Meta is set to train its AI models using public content from adult users within the European Union. This initiative, following Meta’s recent AI feature rollout in Europe, aims to fine-tune the AI’s performance and cultural relevance for the region’s diverse user base.
“We’re announcing plans to train AI at Meta using public content – like public posts and comments – shared by adults on our products in the EU,” Meta announced. Interactions with Meta AI, like queries, will also be used to improve the models.

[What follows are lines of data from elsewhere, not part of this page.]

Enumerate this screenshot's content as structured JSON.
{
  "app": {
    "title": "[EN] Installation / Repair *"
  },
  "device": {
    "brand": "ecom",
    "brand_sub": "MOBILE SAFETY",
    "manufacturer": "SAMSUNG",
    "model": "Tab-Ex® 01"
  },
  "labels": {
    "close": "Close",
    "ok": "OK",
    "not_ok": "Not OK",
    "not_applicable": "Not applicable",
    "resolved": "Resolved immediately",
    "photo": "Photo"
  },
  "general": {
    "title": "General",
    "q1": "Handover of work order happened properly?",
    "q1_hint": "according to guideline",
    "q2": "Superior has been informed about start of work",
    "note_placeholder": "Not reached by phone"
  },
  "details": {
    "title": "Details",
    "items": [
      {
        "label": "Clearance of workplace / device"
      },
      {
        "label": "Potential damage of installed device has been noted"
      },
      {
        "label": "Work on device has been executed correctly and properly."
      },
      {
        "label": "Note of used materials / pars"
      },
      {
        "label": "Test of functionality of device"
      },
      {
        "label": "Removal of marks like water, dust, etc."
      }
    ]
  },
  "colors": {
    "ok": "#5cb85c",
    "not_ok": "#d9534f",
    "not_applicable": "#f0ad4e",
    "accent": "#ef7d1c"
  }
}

EU users of Facebook, Instagram, WhatsApp, and Messenger will be notified about this data usage. Notifications will detail what type of public data will be used and provide a form to object. Meta says they will honor objections, even those submitted prior.
Private messages and data from users under 18 in the EU will be excluded from training data. Meta framed this as a crucial step to create AI tools specifically for EU users, as indicated by the recent launch of AI chatbot functionality across Meta’s European messaging apps. “We believe we have a responsibility to build AI that’s not just available to Europeans, but is actually built for them,” the company stated.
Meta notes the practice is common in the industry. Google and OpenAI have already used European user data to train their AI models. Meta claims to be transparent by working with regulators and the European Data Protection Board (EDPB) who gave a favorable opinion back in December 2024.
Despite this, using large amounts of public user data for training large language models (LLMs) and generative AI raises concerns about data privacy. The definition of “public” data, opt-out system effectiveness, and the risk of AI models replicating societal biases are areas of worry. Questions about copyright and intellectual property, as well as data selection and filtering, also remain.
As Meta moves forward with its plans in the EU, expect debate around data privacy, informed consent, algorithmic bias, and the ethics of AI developers to continue in Europe and around the world. This highlights user-generated content as fuel for the AI economy.